Zorgminister: denk meer na over je toekomst
Zestigplussers die zich goed voorbereiden op hun ouderdom, hebben later vaak minder zorg nodig, stelt minister Conny Helder in Trouw.
Uit onderzoek in opdracht van haar ministerie blijkt dat slechts de helft van de mensen tussen de 60 en 75 jaar met de omgeving (familie en vrienden) praat over de toekomst. “Het onderliggende gevoel is dat het wel opgelost zal worden”, zegt zorgminister Helder. Dat is natuurlijk helemaal niet vanzelfsprekend, benadrukt ze in Trouw, wijzend op de enorme personeelstekorten. “Daarom starten we de mediacampagne ‘Praat vandaag over morgen’.”

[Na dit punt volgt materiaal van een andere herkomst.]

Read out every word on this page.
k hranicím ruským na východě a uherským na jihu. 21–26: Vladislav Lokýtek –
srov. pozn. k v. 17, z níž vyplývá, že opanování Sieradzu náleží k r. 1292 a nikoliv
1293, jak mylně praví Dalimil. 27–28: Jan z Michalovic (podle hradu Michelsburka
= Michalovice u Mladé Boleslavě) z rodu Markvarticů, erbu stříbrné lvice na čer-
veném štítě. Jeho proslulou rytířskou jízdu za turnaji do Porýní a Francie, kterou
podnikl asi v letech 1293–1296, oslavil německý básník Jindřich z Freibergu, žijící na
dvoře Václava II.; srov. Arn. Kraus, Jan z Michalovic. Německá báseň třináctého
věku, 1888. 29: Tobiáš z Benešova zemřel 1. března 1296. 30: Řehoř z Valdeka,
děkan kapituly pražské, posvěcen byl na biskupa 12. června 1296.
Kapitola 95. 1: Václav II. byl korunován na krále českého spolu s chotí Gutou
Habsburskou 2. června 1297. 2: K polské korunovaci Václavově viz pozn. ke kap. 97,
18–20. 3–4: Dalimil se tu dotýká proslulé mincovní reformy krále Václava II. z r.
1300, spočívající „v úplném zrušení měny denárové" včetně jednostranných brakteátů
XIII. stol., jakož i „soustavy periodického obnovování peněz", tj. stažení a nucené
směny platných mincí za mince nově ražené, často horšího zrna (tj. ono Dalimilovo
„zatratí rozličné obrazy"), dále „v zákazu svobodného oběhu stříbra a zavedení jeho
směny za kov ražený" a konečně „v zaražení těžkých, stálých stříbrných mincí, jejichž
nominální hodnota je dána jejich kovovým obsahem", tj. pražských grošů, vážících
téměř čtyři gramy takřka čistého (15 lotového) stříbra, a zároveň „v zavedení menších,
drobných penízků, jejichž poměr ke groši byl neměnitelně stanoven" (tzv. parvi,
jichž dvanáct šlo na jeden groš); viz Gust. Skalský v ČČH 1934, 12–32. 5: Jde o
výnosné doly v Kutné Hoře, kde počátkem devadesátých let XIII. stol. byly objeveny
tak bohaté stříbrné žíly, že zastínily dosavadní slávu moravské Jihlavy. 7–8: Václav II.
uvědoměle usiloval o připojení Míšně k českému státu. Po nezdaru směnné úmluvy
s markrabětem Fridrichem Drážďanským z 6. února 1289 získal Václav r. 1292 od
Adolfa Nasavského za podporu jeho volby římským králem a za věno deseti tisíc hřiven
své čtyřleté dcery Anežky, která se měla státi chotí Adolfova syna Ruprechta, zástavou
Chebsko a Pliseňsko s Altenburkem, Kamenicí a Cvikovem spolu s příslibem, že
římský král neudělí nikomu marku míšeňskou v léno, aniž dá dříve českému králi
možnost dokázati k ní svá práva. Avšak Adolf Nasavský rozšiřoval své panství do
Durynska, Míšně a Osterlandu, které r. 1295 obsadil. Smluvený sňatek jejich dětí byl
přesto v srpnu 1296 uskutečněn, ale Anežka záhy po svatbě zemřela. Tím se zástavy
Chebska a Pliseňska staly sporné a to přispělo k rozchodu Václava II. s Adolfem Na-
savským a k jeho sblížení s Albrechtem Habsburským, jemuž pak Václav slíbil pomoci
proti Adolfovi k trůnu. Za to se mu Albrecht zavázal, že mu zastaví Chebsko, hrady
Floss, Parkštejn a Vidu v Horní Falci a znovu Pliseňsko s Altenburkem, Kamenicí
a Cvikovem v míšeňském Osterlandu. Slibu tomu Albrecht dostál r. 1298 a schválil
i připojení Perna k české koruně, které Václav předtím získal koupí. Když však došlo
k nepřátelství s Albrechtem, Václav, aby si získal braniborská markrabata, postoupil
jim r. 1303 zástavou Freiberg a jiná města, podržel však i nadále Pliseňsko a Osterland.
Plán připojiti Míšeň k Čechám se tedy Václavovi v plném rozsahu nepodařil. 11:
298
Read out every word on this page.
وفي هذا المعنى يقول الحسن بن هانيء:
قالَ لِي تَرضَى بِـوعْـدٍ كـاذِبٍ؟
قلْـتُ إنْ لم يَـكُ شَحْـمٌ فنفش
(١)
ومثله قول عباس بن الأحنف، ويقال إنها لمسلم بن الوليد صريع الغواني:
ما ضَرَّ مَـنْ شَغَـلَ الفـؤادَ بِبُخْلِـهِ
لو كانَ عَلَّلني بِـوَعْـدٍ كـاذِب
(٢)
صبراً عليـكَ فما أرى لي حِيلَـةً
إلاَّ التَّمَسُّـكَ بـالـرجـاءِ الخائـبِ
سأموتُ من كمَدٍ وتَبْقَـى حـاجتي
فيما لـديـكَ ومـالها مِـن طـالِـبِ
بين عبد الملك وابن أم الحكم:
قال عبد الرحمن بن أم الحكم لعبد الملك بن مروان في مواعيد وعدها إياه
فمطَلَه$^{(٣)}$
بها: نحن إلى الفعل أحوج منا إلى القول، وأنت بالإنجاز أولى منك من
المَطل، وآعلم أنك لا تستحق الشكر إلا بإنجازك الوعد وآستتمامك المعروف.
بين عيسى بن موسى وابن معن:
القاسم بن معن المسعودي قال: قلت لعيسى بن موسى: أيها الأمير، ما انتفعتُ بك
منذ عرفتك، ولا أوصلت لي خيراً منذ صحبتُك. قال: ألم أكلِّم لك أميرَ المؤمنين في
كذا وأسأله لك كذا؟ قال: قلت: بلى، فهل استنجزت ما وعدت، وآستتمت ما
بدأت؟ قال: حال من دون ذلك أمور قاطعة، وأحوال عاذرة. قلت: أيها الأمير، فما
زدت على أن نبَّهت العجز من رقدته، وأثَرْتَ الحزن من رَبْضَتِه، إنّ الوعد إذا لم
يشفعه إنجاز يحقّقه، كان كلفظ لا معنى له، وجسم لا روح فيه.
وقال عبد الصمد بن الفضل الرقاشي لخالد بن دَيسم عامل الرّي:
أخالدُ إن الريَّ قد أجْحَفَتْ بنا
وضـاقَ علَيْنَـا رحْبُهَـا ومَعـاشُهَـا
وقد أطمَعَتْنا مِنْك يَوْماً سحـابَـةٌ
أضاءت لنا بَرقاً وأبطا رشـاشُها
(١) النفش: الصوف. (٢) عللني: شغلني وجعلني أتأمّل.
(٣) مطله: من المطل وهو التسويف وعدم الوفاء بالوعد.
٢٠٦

Voorbereiden en fit blijven
In zo’n gesprek moet vooral de toekomst van ouderen centraal staan. Hoe zie je die voor je? Wat verwacht je daarvan en hoe bereid je je daarop voor? Maar ook: hoe blijf je zo lang mogelijk fit? “Het is heel simpel, use it or lose it. Het gaat langer beter met je als je fysiek actief blijft, je brein stimuleert en sociale contacten onderhoudt.” Dat past niet alleen bij wat de moderne burger wil, het ontlast ook de zorgmedewerkers, redeneert de minister.
Huis aangepast
Neem bijvoorbeeld huisvesting. Tachtig procent van de mensen tussen de 60 en 75 denkt over tien jaar nog steeds te wonen in de huidige woning. Maar wat is daar dan voor nodig? Zelf zette Helder, die 65 jaar oud is, daartoe ook al stappen, vertelt ze in Trouw. Haar huis is aangepast, zodat wonen op alleen de begane grond mogelijk is. “Mijn man is huisarts en we realiseren ons beiden wat er allemaal nog kan gebeuren.” Bij dat toekomstgesprek hoort ook de vraag: wat als ik het niet alleen meer red?